What is the Series Expansion of the following function?

Question

I was wondering what the expansion series of the function

$$ f(x) = -\frac{1}{x^3} \cdot \frac{1}{\Gamma(x) \cdot \Gamma(-(\exp(\frac{2}{3}\pi\cdot i))x) \cdot \Gamma(-(\exp(\frac{4}{3}\pi \cdot i))x)} $$ is, at $x = 0$. I'm also interested in the method behind computing the series expansion.

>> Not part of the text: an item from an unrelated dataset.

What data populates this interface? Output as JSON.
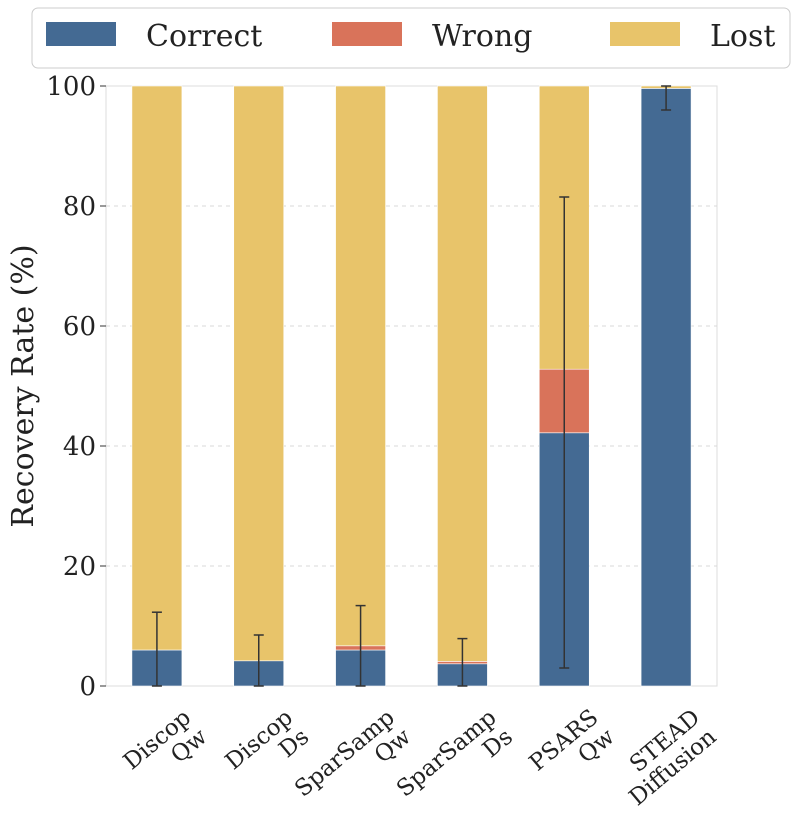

You might think: "why don't you just paste this equation in wolframalpha and then see what the expansion series is?" Well, I did exactly that, but wolframalpha couldn't compute it! Does that mean the expansion series doesn't exist or is it more likely that it's just too 'hard' for the computational knowledge engine to find the series?

Thanks,

Max

EDIT For more information: this function is function (27) at this page, when n=3. I offer my apologies for not stating the question well at first.

Answer 1

Mathematica can handle (rather easily) that function. For example, the expansion at x=0 to order 5.

$f(x) = -1-2 \gamma x-2 \gamma ^2 x^2+\displaystyle \frac{1}{6} x^3 \left(-8 \gamma ^3-\psi ^{(2)}(1)\right)-$

$-\displaystyle\frac{1}{3} x^4 \left(\gamma \left(2 \gamma ^3+\psi ^{(2)}(1)\right)\right)+\frac{1}{60} x^5 \left(-16 \gamma ^5-20 \gamma ^2 \psi ^{(2)}(1)+\psi ^{(4)}(1)\right)+O\left(x^6\right)$

(same notation than the one used in Mariano's post).

Answer 2

Up to a constant and a power of $x$, your function is $\frac1{x\Gamma(x)}$. Mathematica tells me that the Taylor series at zero is $$ 1+\gamma x+\left(\frac{\gamma ^2}{2}-\frac{\pi ^2}{12}\right) x^2+\frac{1}{12} x^3 \left(2 \gamma ^3-\gamma \pi ^2-2 \psi ^{(2)}(1)\right)+\frac{x^4 \left(60 \gamma ^4-60 \gamma ^2 \pi ^2+\pi ^4-240 \gamma \psi ^{(2)}(1)\right)}{1440}+\dots$$

($\gamma$ is Euler's constant, and the $\psi$'s are poly-gamma functions.)